Но потом всё куда-то пропало. Я очутился в каком-то доме-храме-соборе. Громыхающие створки дверей, эхом раздавались по заброшенным комнатам, о которых я мог лишь догадываться, но я чувствовал. Из арок стен на меня глядели скрытые в бетонных балахонах великаны. Я видел только их длинные тонкие пальцы с толстыми зубцами суставов. Они молились. Мне так думалось. Они облокачивались на выступы арок и медленно, в такте танца лёгких вздохов, раскачивались. Едва заметное движение тряпок, свисающих с огромных плеч, и голов выдавало это. Мне не было страшно. Среди них мне было как-то хорошо, спокойно. Будто я дома, среди обломков храма, в пыли и прахе прошлых молитв, которые мне никогда не расслышать, но я дома.

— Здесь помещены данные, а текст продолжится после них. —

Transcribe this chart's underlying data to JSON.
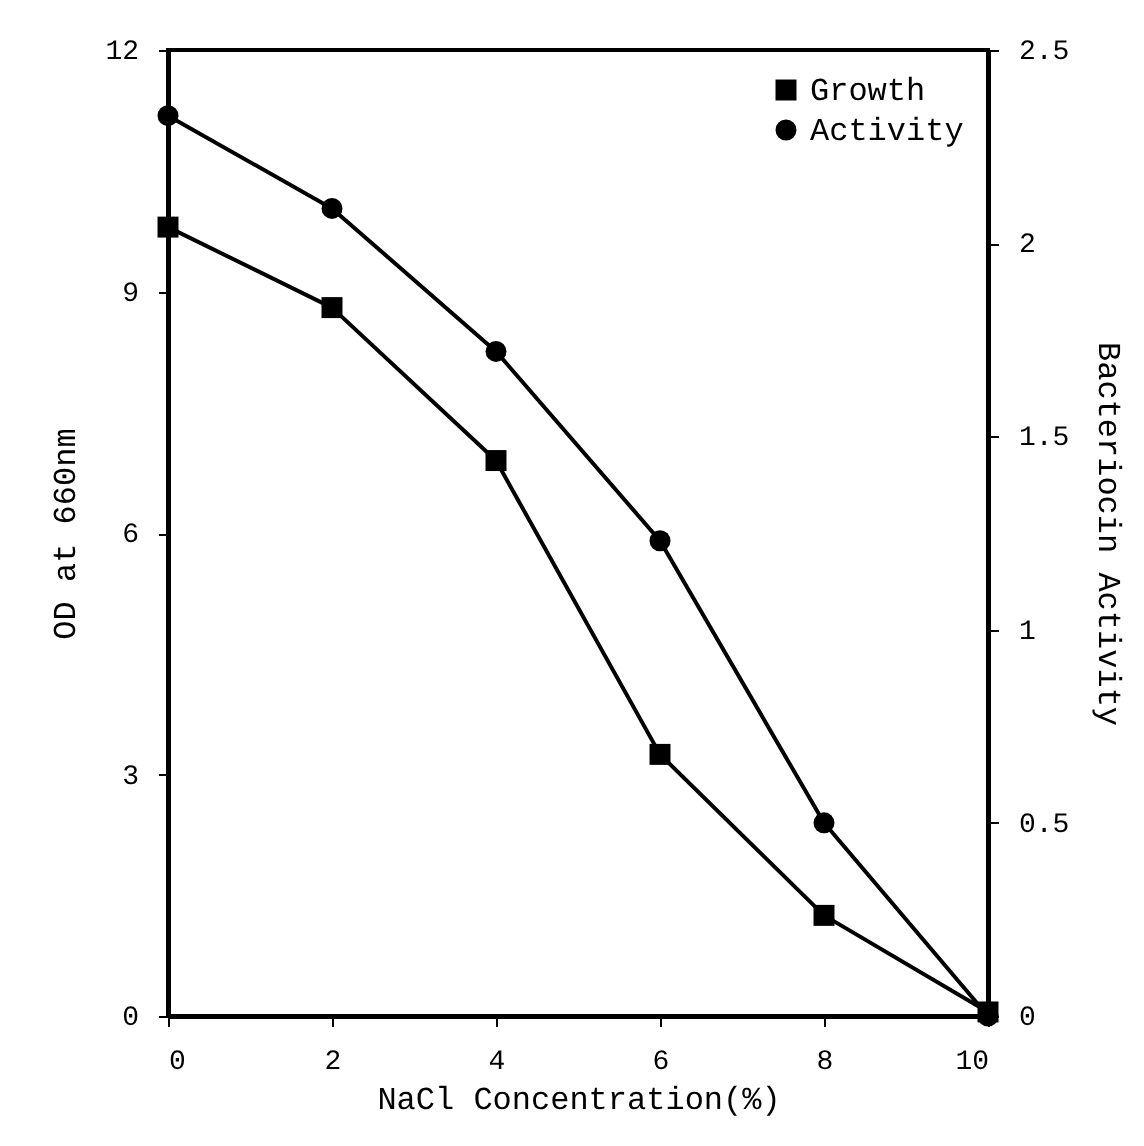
{
  "chart_data": {
    "type": "line",
    "xlabel": "NaCl Concentration(%)",
    "ylabel": "OD at 660nm",
    "y2label": "Bacteriocin Activity",
    "x": [
      0,
      2,
      4,
      6,
      8,
      10
    ],
    "xlim": [
      0,
      10
    ],
    "xticks": [
      0,
      2,
      4,
      6,
      8,
      10
    ],
    "ylim": [
      0,
      12
    ],
    "yticks": [
      0,
      3,
      6,
      9,
      12
    ],
    "y2lim": [
      0,
      2.5
    ],
    "y2ticks": [
      0,
      0.5,
      1,
      1.5,
      2,
      2.5
    ],
    "legend": "top right",
    "grid": false,
    "series": [
      {
        "name": "Growth",
        "color": "#000000",
        "marker": "square",
        "values": [
          9.8,
          8.8,
          6.9,
          3.25,
          1.25,
          0.05
        ]
      },
      {
        "name": "Activity",
        "color": "#000000",
        "marker": "circle",
        "axis": "y2",
        "values": [
          2.33,
          2.09,
          1.72,
          1.23,
          0.5,
          0
        ]
      }
    ]
  }
}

Встретил Фалорена. Очень давно с ним не виделся. И не зря. Он вновь принялся доказывать, что я неправильно живу, что жить нужно так, как он. А что он? Он так испортился. Ходит такой себе важный, будто знает, что делает и для чего, и зачем. Единственное, что может, так выдувать мыльные пузыри, да лопать их, чтобы казалось, что он, всё-таки, знает, и что это и не пузыри вовсе, но вон то – самое важное в жизнях. Да и пускай, если бы не кичился, не выставлял грудь без орденов, да не вывешивал несуществующие их на свою гарибальдику. И не дурак ведь вовсе, а выходит, что совсем идиот, но не дурак. Ум у него есть. Он стал поклонником какого-то движения, о котором я никогда и не слышал. Дескать, если дашь им «шекель», то поднимешься и будет лучше, и другим будет лучше. Да вот он там уже пять лет, а лучше не стало. Мы столько и не виделись. А ведь некогда он был прекрасным офтальмологом.